Es gibt fünf verschiedene Arten von schweren Ketten, die mit G, A, M, D und E bezeichnet werden. Das entsprechende Immunglobulin heißt dann IgG, IgA, IgM, IgD und IgE.
Bei den leichten Ketten des Immunglobulins unterscheidet man zwei unterschiedliche Typen: Kappa und Lambda. An einem IgG-Antikörper können also Kappa- oder Lambda-Leichtketten gebunden sein. Man bezeichnet den Antikörper dann entsprechend als IgG-Kappa oder IgG-Lambda.
Insgesamt gibt es also zehn unterschiedliche Immunglobuline: IgG-Kappa, IgG-Lambda, IgA-Kappa, IgA-Lambda, IgM-Kappa, IgM-Lambda, usw. Entsprechende werden auch die Myelome differentialdiagnostisch bezeichnet (zum Beispiel: Multiples Myelom vom Typ IgG-Kappa).
In einer normalen Plasmazelle werden bei der Bildung der Immunglobuline immer die schweren und leichten Ketten getrennt voneinander gebildet und dann erst zum fertigen Antikörper zusammengefügt. Dabei werden die Leichtketten immer im leichten Überschuss gebildet. Überzählige Leichtketten werden als freie Leichtketten in geringer Konzentration ins Blut abgegeben. Tumorzellen durchlaufen mehrere genetische Veränderungen, durch die sie zu Krebszellen werden. Dabei kann auch der Ablauf bei der Immunglobulin-Bildung verändert werden. So entstehen Tumore, die neben den Immunglobulinen auch größere Mengen an freien Leichtketten produzieren. Einige Multiple Myelome produzieren auch ausschließlich freie Leichtketten (Leichtketten-Myelome).

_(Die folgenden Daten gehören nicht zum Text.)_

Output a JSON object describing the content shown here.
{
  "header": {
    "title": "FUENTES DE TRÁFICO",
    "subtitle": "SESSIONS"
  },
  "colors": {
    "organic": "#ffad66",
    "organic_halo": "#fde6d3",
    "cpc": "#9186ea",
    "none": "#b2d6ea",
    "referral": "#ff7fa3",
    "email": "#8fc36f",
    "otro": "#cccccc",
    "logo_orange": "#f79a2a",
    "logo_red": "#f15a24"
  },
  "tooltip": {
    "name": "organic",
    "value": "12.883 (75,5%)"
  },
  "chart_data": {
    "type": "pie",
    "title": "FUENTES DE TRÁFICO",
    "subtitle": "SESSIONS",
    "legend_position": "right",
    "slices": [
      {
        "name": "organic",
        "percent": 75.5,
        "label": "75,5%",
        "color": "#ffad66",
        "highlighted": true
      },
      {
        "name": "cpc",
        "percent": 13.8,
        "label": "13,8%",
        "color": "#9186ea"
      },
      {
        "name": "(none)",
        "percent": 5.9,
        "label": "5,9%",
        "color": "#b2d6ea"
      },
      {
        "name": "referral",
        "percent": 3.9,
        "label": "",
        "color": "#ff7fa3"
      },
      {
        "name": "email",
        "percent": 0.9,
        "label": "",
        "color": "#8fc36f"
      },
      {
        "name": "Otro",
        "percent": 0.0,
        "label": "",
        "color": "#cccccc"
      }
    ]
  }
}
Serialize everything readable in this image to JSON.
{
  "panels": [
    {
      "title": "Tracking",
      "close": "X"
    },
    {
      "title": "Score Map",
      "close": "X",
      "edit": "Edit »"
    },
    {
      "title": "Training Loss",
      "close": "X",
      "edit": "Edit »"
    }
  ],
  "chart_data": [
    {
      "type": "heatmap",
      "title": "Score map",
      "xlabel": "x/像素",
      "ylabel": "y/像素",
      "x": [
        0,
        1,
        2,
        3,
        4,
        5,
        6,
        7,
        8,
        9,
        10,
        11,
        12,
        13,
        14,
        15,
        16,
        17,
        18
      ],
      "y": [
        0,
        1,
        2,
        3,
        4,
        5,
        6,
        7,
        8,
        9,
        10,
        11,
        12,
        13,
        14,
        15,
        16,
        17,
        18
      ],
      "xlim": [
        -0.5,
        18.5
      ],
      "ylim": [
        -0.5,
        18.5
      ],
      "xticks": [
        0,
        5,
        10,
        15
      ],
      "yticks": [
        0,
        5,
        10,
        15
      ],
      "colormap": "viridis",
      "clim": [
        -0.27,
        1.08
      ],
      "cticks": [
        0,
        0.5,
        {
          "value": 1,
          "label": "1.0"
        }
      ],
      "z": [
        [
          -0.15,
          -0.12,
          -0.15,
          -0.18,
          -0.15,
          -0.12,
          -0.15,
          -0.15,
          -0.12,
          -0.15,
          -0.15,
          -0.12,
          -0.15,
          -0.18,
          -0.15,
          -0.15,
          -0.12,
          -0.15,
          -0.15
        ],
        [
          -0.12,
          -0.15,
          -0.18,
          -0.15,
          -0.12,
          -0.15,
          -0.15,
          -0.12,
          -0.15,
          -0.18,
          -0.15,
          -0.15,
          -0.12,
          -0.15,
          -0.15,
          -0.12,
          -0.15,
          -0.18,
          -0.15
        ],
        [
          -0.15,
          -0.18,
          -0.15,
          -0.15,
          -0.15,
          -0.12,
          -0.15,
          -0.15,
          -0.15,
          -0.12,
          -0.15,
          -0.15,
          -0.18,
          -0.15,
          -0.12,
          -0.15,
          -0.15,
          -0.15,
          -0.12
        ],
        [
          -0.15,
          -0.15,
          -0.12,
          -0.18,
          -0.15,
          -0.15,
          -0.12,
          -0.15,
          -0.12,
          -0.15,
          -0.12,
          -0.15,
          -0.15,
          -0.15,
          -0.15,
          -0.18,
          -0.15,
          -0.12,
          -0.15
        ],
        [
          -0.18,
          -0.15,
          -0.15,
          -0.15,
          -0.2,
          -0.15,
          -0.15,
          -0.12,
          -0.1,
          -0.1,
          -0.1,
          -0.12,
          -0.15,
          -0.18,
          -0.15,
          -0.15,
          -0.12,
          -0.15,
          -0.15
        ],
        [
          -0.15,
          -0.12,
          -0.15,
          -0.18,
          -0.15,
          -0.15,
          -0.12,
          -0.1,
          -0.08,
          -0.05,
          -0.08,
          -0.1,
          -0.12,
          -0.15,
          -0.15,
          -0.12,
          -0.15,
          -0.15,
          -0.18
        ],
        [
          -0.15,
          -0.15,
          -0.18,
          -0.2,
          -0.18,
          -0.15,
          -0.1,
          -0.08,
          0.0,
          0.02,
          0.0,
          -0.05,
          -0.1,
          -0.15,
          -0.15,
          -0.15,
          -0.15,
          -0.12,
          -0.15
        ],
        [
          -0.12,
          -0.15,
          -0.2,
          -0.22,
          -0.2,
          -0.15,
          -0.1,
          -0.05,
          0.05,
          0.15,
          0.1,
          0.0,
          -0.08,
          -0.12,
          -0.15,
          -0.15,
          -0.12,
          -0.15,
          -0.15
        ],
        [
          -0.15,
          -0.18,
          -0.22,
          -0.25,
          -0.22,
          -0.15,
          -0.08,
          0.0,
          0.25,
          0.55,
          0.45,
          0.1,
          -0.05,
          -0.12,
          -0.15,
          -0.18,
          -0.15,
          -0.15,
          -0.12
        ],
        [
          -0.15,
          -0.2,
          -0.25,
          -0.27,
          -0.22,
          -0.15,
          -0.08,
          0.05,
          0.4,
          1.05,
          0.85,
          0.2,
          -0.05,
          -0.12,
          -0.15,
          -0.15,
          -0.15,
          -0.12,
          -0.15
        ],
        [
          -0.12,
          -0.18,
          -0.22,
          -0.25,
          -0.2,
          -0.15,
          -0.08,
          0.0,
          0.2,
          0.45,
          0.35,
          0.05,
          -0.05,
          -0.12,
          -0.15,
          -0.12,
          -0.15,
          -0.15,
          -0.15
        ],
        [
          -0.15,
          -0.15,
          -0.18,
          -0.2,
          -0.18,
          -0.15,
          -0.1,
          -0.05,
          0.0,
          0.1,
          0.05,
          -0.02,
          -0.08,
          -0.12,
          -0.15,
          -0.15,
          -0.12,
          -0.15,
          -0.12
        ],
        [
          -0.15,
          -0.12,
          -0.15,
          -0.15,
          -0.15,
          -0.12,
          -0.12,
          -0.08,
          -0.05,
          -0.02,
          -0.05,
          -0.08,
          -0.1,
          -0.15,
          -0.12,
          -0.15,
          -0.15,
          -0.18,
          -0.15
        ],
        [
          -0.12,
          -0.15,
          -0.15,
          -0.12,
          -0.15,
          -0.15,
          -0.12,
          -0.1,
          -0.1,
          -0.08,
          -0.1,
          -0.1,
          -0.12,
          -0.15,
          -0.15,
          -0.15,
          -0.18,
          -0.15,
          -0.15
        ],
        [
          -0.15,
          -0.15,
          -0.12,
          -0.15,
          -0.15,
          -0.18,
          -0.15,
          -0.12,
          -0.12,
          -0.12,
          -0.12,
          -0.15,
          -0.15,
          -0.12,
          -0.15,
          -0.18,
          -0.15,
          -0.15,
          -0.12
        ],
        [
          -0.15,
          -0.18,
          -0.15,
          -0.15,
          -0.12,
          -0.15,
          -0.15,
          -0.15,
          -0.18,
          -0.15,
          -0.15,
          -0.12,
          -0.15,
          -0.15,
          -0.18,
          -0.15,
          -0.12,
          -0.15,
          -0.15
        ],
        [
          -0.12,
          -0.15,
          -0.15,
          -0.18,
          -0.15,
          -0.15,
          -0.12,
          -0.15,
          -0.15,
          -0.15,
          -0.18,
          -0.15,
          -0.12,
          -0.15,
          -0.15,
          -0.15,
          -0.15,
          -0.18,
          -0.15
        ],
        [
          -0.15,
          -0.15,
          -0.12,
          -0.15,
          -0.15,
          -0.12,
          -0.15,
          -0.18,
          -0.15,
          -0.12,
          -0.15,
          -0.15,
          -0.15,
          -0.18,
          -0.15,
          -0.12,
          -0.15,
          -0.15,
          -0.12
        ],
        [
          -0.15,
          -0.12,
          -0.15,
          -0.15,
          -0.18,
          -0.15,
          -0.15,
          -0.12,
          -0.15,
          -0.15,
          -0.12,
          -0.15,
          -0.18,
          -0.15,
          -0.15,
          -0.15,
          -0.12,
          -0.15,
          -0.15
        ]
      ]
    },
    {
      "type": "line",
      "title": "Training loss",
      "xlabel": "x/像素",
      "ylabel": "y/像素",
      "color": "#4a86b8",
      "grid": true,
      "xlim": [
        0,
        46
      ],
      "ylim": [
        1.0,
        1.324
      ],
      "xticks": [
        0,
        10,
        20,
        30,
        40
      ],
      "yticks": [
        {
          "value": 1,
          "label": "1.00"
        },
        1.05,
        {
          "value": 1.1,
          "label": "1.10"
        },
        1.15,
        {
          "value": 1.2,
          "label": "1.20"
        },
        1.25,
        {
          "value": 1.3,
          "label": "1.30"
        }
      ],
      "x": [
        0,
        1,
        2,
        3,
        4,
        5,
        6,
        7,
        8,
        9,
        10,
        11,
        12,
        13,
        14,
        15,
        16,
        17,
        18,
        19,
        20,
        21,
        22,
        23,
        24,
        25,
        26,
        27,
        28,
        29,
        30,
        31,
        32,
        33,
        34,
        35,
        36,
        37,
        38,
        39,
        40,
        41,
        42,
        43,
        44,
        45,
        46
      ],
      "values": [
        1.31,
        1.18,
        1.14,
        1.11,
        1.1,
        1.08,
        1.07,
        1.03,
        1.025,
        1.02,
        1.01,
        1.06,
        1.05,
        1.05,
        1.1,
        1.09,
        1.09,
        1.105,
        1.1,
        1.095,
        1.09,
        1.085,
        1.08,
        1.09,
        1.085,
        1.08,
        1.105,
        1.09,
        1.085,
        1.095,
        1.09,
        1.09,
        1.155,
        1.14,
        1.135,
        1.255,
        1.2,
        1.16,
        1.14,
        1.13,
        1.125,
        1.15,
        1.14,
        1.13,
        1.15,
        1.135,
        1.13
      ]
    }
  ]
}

M-Spike in der Serumproteinelektrophorese
Neben den Begriffen Paraprotein, monoklonales Protein oder M-Protein spricht der Arzt auch oft von einem sogenannten M-Spike. Dieser Begriff bezieht sich auf das Ergebnis der Serumproteinelektrophorese (siehe Kapitel „Laborwerte“).
Bei der Serumproteinelektrophorese werden Blutproteine nach ihrer Größe und Form aufgetrennt. Das Ergebnis wird als Kurve dargestellt. Hier sehen Sie beispielhaft ein Bild einer Serumproteinelektrophorese. In der sogenannten Gamma-Region (γ) findet man die Immunglobuline.
Bei einem gesunden Menschen ist hier ein kleiner „Hügel“ sichtbar (siehe durchgehende Linie in der Abbildung). Hier liegen die vielen unterschiedlichen, polyklonalen Immunglobuline, also die normalen Antikörper eines gesunden Immunsystems. Bei einem Multiplen Myelom ist das monoklonale Immunglobulin als hoher, spitzer „Peak“ (Ausschlag in der Kurve) sichtbar (siehe gepunktete Linie in der Abbildung). Dieser Ausschlag in der Kurve wird als M-Spike bezeichnet. Seine Höhe ist ein Maß für die Menge an vorliegendem monoklonalem Protein beim Multiplen Myelom.